American light airplane

The Backcountry Super Cubs Supercruiser is an American amateur-built aircraft, designed and produced by Backcountry Super Cubs of Douglas, Wyoming. The aircraft is based upon the design of the Piper PA-12 Super Cruiser and is supplied as a kit for amateur construction.

==Design and development==
The Supercruiser features a strut-braced high wing, a three-seat 36 in wide enclosed cockpit, fixed conventional landing gear and a single engine in tractor configuration. The aircraft seats the pilot in front and two passengers in the rear on a bench seat.

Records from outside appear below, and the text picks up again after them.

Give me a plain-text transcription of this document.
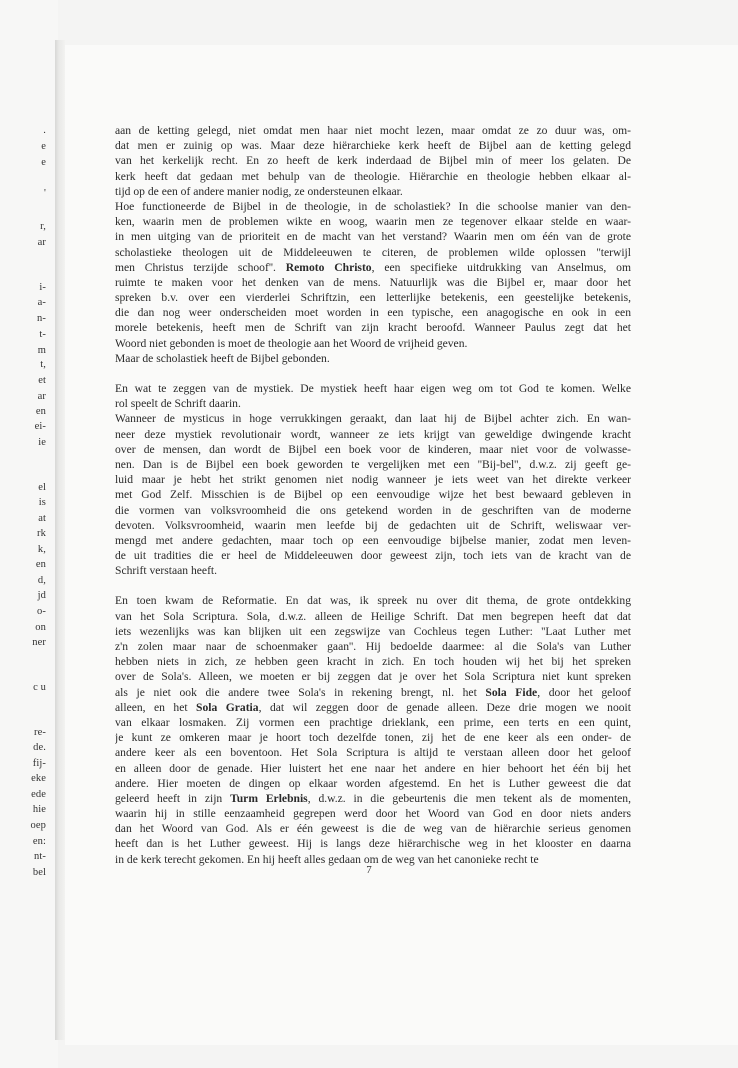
.
e
e
'
r,
ar
i-
a-
n-
t-
m
t,
et
ar
en
ei-
ie
el
is
at
rk
k,
en
d,
jd
o-
on
ner
c u
re-
de.
fij-
eke
ede
hie
oep
en:
nt-
bel
aan de ketting gelegd, niet omdat men haar niet mocht lezen, maar omdat ze zo duur was, om-
dat men er zuinig op was. Maar deze hiërarchieke kerk heeft de Bijbel aan de ketting gelegd
van het kerkelijk recht. En zo heeft de kerk inderdaad de Bijbel min of meer los gelaten. De
kerk heeft dat gedaan met behulp van de theologie. Hiërarchie en theologie hebben elkaar al-
tijd op de een of andere manier nodig, ze ondersteunen elkaar.
Hoe functioneerde de Bijbel in de theologie, in de scholastiek? In die schoolse manier van den-
ken, waarin men de problemen wikte en woog, waarin men ze tegenover elkaar stelde en waar-
in men uitging van de prioriteit en de macht van het verstand? Waarin men om één van de grote
scholastieke theologen uit de Middeleeuwen te citeren, de problemen wilde oplossen ''terwijl
men Christus terzijde schoof''. Remoto Christo, een specifieke uitdrukking van Anselmus, om
ruimte te maken voor het denken van de mens. Natuurlijk was die Bijbel er, maar door het
spreken b.v. over een vierderlei Schriftzin, een letterlijke betekenis, een geestelijke betekenis,
die dan nog weer onderscheiden moet worden in een typische, een anagogische en ook in een
morele betekenis, heeft men de Schrift van zijn kracht beroofd. Wanneer Paulus zegt dat het
Woord niet gebonden is moet de theologie aan het Woord de vrijheid geven.
Maar de scholastiek heeft de Bijbel gebonden.
En wat te zeggen van de mystiek. De mystiek heeft haar eigen weg om tot God te komen. Welke
rol speelt de Schrift daarin.
Wanneer de mysticus in hoge verrukkingen geraakt, dan laat hij de Bijbel achter zich. En wan-
neer deze mystiek revolutionair wordt, wanneer ze iets krijgt van geweldige dwingende kracht
over de mensen, dan wordt de Bijbel een boek voor de kinderen, maar niet voor de volwasse-
nen. Dan is de Bijbel een boek geworden te vergelijken met een ''Bij-bel'', d.w.z. zij geeft ge-
luid maar je hebt het strikt genomen niet nodig wanneer je iets weet van het direkte verkeer
met God Zelf. Misschien is de Bijbel op een eenvoudige wijze het best bewaard gebleven in
die vormen van volksvroomheid die ons getekend worden in de geschriften van de moderne
devoten. Volksvroomheid, waarin men leefde bij de gedachten uit de Schrift, weliswaar ver-
mengd met andere gedachten, maar toch op een eenvoudige bijbelse manier, zodat men leven-
de uit tradities die er heel de Middeleeuwen door geweest zijn, toch iets van de kracht van de
Schrift verstaan heeft.
En toen kwam de Reformatie. En dat was, ik spreek nu over dit thema, de grote ontdekking
van het Sola Scriptura. Sola, d.w.z. alleen de Heilige Schrift. Dat men begrepen heeft dat dat
iets wezenlijks was kan blijken uit een zegswijze van Cochleus tegen Luther: ''Laat Luther met
z'n zolen maar naar de schoenmaker gaan''. Hij bedoelde daarmee: al die Sola's van Luther
hebben niets in zich, ze hebben geen kracht in zich. En toch houden wij het bij het spreken
over de Sola's. Alleen, we moeten er bij zeggen dat je over het Sola Scriptura niet kunt spreken
als je niet ook die andere twee Sola's in rekening brengt, nl. het Sola Fide, door het geloof
alleen, en het Sola Gratia, dat wil zeggen door de genade alleen. Deze drie mogen we nooit
van elkaar losmaken. Zij vormen een prachtige drieklank, een prime, een terts en een quint,
je kunt ze omkeren maar je hoort toch dezelfde tonen, zij het de ene keer als een onder- de
andere keer als een boventoon. Het Sola Scriptura is altijd te verstaan alleen door het geloof
en alleen door de genade. Hier luistert het ene naar het andere en hier behoort het één bij het
andere. Hier moeten de dingen op elkaar worden afgestemd. En het is Luther geweest die dat
geleerd heeft in zijn Turm Erlebnis, d.w.z. in die gebeurtenis die men tekent als de momenten,
waarin hij in stille eenzaamheid gegrepen werd door het Woord van God en door niets anders
dan het Woord van God. Als er één geweest is die de weg van de hiërarchie serieus genomen
heeft dan is het Luther geweest. Hij is langs deze hiërarchische weg in het klooster en daarna
in de kerk terecht gekomen. En hij heeft alles gedaan om de weg van het canonieke recht te
7
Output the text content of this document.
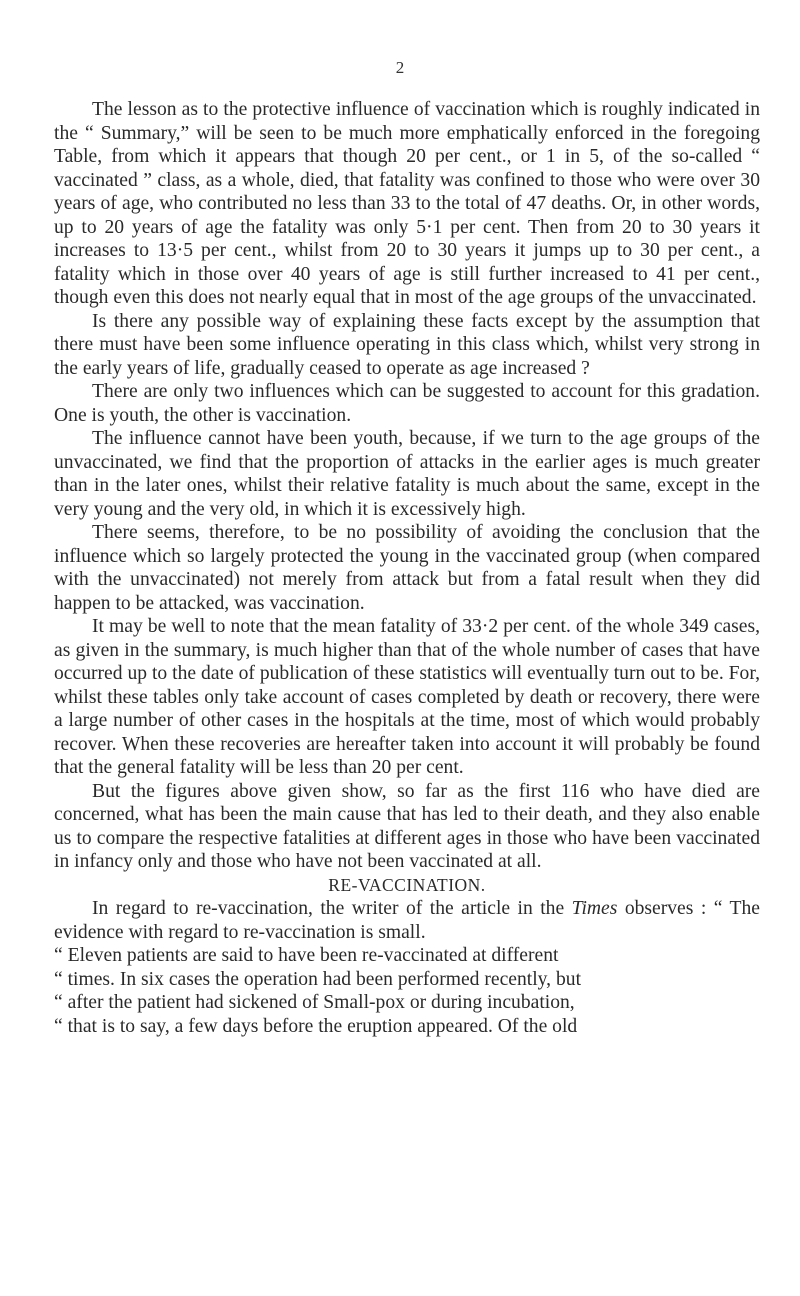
2

The lesson as to the protective influence of vaccination which is roughly indicated in the “ Summary,” will be seen to be much more emphatically enforced in the foregoing Table, from which it appears that though 20 per cent., or 1 in 5, of the so-called “ vaccinated ” class, as a whole, died, that fatality was confined to those who were over 30 years of age, who contributed no less than 33 to the total of 47 deaths. Or, in other words, up to 20 years of age the fatality was only 5·1 per cent. Then from 20 to 30 years it increases to 13·5 per cent., whilst from 20 to 30 years it jumps up to 30 per cent., a fatality which in those over 40 years of age is still further increased to 41 per cent., though even this does not nearly equal that in most of the age groups of the unvaccinated.

Is there any possible way of explaining these facts except by the assumption that there must have been some influence operating in this class which, whilst very strong in the early years of life, gradually ceased to operate as age increased ?

There are only two influences which can be suggested to account for this gradation. One is youth, the other is vaccination.

The influence cannot have been youth, because, if we turn to the age groups of the unvaccinated, we find that the proportion of attacks in the earlier ages is much greater than in the later ones, whilst their relative fatality is much about the same, except in the very young and the very old, in which it is excessively high.

There seems, therefore, to be no possibility of avoiding the conclusion that the influence which so largely protected the young in the vaccinated group (when compared with the unvaccinated) not merely from attack but from a fatal result when they did happen to be attacked, was vaccination.

It may be well to note that the mean fatality of 33·2 per cent. of the whole 349 cases, as given in the summary, is much higher than that of the whole number of cases that have occurred up to the date of publication of these statistics will eventually turn out to be. For, whilst these tables only take account of cases completed by death or recovery, there were a large number of other cases in the hospitals at the time, most of which would probably recover. When these recoveries are hereafter taken into account it will probably be found that the general fatality will be less than 20 per cent.

But the figures above given show, so far as the first 116 who have died are concerned, what has been the main cause that has led to their death, and they also enable us to compare the respective fatalities at different ages in those who have been vaccinated in infancy only and those who have not been vaccinated at all.

RE-VACCINATION.

In regard to re-vaccination, the writer of the article in the Times observes : “ The evidence with regard to re-vaccination is small.

“ Eleven patients are said to have been re-vaccinated at different
“ times. In six cases the operation had been performed recently, but
“ after the patient had sickened of Small-pox or during incubation,
“ that is to say, a few days before the eruption appeared. Of the old
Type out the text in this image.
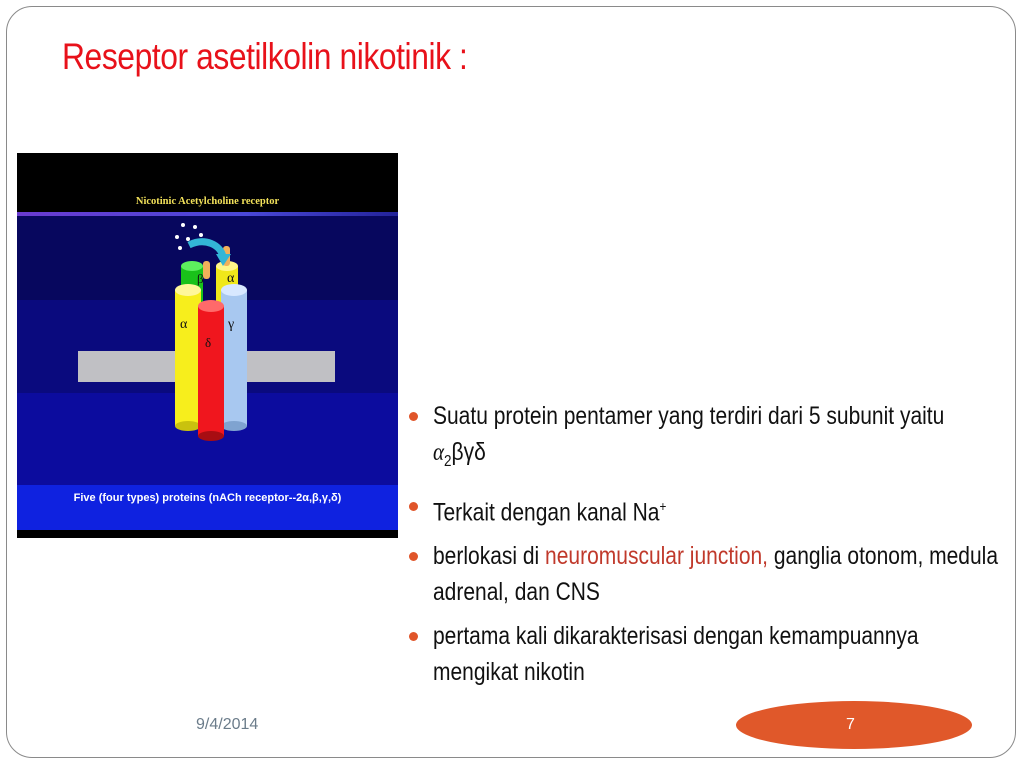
Reseptor asetilkolin nikotinik :
Nicotinic Acetylcholine receptor
β α
α	γ
δ
Five (four types) proteins (nACh receptor--2α,β,γ,δ)
Suatu protein pentamer yang terdiri dari 5 subunit yaitu $\alpha_2\beta\gamma\delta$
Terkait dengan kanal Na+
berlokasi di neuromuscular junction, ganglia otonom, medula adrenal, dan CNS
pertama kali dikarakterisasi dengan kemampuannya mengikat nikotin
9/4/2014	7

The aircraft fuselage is made from welded steel tubing, with the wings constructed of aluminum sheet, all covered in doped aircraft fabric. Its 38.1 ft span wing has an area of 170 sqft, is supported by "V" struts with jury struts and mounts flaps. The aircraft's recommended engine power range is 180 to 240 hp and standard engines used include the 180 hp Lycoming O-360 four-stroke powerplant. Construction time from the supplied kit is 1200 hours.

==Operational history==
By December 2011, 140 examples had been reported as completed and flown.